”… what level of success have you had making something work that wasn’t working with the base model + RAG?”

Experiences shared:

  • Tried fine-tuning a model to specialize in breaking down text to Q&A pairs, ended up hallucinating and generating assumed Q&As that are not in the text. Their experience was much harder than what they expected.
  • “Go look at unsloth. Free Jupyter notebooks with a GPU on Google colab. All you have to do is run it. Start with that, see how it works, then start tweaking things. Like try a different dataset, how does learning rate affect things, then epochs, then batch size, etc.”
    • Helping with the point that good devs can earn a reputation.
  • “For every application I have had, finetuning was critical to get any acceptable level of accuracy.” “Semantic text correction and structured knowledge creation”
  • “In my opinion it really just comes down to how much work you put into your dataset. Results are typically going to be subpar if you just do some basic automated data extraction and roll with whatever was spit out. It’s tedious, but you need to go over the datasets yourself to some extent. Whether that’s random sampling to look for issues or just going through it piece by piece. That tends to be where you notice issues with perspective around how data is presented, bias, repetitive language, etc.

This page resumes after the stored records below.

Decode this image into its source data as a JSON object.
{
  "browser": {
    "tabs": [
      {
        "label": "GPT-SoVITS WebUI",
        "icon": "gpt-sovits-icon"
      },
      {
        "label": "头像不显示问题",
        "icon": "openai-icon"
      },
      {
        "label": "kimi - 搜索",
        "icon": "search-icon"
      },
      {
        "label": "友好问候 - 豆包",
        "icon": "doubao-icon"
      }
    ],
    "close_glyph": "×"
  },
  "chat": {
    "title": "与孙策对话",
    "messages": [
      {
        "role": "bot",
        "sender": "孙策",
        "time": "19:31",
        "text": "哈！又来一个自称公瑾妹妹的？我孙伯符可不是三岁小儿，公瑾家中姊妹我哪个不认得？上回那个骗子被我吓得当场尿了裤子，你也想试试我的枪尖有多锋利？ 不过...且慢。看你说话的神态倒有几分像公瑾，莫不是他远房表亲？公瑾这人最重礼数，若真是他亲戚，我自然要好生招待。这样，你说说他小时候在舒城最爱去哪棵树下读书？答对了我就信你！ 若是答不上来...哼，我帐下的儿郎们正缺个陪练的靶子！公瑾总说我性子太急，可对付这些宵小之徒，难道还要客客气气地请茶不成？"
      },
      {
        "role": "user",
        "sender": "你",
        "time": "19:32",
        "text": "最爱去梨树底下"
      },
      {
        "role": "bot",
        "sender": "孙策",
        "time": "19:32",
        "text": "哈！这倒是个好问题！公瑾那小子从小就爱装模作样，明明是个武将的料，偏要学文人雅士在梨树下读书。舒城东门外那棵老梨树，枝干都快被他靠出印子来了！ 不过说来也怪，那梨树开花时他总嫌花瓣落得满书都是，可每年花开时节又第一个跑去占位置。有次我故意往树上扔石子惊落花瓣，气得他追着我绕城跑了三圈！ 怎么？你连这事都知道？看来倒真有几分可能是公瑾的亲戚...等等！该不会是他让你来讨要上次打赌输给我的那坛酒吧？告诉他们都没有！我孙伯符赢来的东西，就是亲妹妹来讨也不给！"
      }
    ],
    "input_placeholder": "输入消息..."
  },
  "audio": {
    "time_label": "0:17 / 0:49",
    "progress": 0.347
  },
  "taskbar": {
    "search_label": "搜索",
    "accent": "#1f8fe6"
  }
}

That said, I think that fine tuning plus RAG is always the best rather than going with one or the other.”
  • I am still working on the “self learning” part but here’s the RAG and Indexer For finetuning the model i am using unsloth chat completion template you can change the template name to whatever suits you. For the dataset i built a one from scratch since my use case is for a very specific domain , dataset Feel free to let me know if you have any questions

One thing that people reiterate in the comments is how little good documentation and tutorials there are on doing good fine-tuning (which is likely why a post like this exists).